Medical knowledge may be doubling every few years, but how much of it is so esoteric that it can’t be translated into clinical treatments that improve patients’ lives?
If that it accurate, medical knowledge will start doubling several times a year in the next decade. However it won’t really increase quality much compared to earlier advances. Medical knowledge may have doubled between 2010-2014 (if those stats are accurate) but medicine itself probably only improved 1-2% during that same period (and 1-2% is probably a very liberal estimate if you compare the advances from the beginning of time to 2010 vs 2010-2014. It might more accurately be portrayed as a fraction of 1% improvement).
To me, the change started around the 16-18th century onward with things like the scientific revolution, shipping/trade improvements, enlightenment, agricultural revolution, industrial revolution, etc. Those gave birth to new changes and improvements, which gave birth to new ones, etc. until we have the world now.
As to why we didn’t have a scientific, cultural, or agricultural revolution until the 15th century onward, I have no idea. The black plague may have played a role by cutting labor but no idea.
I agree that trains were a factor but not for the reason you mentioned.
What I think was more important as that trains forced companies to develop new management techniques.
Older businesses had been pretty site specific. Even large businesses were located in a central location. So the managers of the business could effectively supervise the whole company just be walking around and keeping an eye on things. Even the rare businesses that were split up into more than one location were treated as a group of semi-autonomous units that were each supervised by a local on-site manager. If you were the owner of a merchant fleet, for example, each of your ships would have its own captain.

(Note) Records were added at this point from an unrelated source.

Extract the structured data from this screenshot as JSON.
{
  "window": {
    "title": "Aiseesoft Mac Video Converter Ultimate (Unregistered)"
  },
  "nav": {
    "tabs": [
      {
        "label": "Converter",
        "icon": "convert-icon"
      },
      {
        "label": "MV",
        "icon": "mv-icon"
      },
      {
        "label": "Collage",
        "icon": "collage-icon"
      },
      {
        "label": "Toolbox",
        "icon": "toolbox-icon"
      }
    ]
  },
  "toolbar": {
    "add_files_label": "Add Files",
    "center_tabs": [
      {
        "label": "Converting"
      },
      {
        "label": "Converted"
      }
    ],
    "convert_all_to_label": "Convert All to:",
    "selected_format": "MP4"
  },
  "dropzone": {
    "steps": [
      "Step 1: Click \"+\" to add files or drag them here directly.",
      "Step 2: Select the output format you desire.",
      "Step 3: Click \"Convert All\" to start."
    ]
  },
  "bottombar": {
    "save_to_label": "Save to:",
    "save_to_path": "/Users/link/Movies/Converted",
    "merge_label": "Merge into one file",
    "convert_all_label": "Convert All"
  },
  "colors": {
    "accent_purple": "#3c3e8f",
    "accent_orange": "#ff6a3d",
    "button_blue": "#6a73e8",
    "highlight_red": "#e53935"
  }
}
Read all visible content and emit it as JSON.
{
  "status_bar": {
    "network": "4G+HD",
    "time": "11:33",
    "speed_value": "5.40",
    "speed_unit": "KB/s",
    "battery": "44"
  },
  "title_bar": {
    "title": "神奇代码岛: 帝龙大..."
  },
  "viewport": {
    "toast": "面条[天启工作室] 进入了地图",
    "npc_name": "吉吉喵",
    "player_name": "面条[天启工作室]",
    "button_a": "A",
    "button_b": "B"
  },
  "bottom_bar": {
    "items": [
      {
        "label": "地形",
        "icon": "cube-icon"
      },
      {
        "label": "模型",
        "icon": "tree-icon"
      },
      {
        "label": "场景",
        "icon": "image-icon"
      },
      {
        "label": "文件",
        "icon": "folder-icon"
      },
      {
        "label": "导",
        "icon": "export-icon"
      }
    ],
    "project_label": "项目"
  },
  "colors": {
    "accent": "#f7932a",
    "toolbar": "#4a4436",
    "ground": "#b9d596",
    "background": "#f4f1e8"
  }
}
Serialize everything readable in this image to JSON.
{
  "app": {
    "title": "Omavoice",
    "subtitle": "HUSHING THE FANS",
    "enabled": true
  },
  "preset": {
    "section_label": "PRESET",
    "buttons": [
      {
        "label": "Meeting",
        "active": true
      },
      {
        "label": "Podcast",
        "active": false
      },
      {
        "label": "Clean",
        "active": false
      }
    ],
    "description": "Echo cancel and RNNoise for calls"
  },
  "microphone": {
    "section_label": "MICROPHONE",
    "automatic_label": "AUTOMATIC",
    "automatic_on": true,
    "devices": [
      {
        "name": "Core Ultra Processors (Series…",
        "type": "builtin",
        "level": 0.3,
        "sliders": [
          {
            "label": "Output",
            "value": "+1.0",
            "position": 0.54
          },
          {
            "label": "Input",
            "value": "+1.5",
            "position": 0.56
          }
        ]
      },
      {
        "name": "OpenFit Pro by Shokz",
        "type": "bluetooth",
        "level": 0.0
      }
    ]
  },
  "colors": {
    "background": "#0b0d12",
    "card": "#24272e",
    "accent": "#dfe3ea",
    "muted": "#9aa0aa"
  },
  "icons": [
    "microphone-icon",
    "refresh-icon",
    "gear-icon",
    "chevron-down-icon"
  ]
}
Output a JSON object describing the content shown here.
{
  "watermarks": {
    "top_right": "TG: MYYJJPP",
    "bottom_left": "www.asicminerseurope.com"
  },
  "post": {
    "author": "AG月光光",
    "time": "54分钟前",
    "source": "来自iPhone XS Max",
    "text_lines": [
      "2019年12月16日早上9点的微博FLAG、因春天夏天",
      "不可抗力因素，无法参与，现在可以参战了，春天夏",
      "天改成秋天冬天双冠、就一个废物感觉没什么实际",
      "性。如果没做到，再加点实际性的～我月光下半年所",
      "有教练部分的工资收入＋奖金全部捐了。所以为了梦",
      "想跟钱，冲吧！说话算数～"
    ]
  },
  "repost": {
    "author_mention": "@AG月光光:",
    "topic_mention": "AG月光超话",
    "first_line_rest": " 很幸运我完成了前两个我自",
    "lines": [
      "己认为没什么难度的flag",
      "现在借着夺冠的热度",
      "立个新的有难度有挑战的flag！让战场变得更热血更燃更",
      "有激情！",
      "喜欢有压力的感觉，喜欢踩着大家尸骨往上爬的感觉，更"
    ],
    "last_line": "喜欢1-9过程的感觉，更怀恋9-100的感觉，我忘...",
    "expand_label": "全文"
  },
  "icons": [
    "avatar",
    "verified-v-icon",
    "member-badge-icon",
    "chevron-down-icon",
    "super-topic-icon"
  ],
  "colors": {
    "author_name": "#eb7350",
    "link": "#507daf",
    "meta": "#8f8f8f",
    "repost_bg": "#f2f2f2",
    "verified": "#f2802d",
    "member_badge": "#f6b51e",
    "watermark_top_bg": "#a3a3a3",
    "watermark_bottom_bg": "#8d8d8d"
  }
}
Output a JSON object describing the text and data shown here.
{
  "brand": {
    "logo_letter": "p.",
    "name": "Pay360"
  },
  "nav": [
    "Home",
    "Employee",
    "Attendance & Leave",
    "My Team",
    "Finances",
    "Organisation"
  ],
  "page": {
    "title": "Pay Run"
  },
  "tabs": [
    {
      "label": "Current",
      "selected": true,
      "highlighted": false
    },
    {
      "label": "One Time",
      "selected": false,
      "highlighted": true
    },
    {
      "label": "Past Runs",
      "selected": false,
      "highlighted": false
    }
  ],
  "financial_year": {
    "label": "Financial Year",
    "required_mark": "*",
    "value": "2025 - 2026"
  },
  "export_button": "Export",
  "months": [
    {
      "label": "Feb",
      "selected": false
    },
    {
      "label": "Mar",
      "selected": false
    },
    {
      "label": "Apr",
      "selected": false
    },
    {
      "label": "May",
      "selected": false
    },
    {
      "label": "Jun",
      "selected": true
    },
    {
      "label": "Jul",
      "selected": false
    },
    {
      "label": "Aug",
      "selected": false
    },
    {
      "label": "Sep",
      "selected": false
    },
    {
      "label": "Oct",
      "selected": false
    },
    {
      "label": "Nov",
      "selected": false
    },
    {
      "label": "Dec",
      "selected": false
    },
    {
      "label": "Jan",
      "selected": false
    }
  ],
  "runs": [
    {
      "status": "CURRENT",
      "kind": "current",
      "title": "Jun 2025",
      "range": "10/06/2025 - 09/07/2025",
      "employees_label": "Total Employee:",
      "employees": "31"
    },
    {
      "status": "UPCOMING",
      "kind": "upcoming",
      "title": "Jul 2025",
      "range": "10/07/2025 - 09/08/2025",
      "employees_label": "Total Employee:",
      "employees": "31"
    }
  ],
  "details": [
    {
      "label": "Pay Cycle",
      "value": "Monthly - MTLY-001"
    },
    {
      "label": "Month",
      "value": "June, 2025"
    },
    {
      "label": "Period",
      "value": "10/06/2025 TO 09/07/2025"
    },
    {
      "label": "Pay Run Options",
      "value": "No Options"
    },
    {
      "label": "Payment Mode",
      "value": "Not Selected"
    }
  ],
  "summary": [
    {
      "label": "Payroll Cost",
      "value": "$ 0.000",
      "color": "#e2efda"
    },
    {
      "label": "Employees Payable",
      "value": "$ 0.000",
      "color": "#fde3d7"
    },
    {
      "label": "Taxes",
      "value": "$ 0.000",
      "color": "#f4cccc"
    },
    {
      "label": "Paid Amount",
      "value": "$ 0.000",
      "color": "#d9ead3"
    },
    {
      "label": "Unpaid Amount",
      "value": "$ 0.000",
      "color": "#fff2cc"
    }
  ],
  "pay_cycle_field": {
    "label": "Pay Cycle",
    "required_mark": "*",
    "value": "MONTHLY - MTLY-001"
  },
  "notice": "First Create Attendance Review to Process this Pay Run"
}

But train companies couldn’t be supervised like that. The train business couldn’t be run by a manager walking around the trainyard and seeing what was going on. People running railroads needed to develop off-site management techniques so they could learn about and address situations happening hundreds of miles away from where they were.
I think increasing life expectancy refutes your point. Example - in 1962, at the age of 45, my father had a blood clot. He was in the hospital for over a month, and it was close. In 2007, at the age of 90, he had another. They put in a double stent through his leg, so they wouldn’t have to open him up or give him a general, and he was out of the hospital in two days. My wife’s detached retina was somewhat repaired by laser attachment and a band placed around it in the back of her eye.
My heart got rebooted, and I’m taking new and complex drugs to regulate it.
We can’t cure everything, but we are doing miracles. And will do more.
This. Technological advancement isn’t a straight line, it’s an exponential curve.
Patent protection is one reason. Along with everything else already mentioned.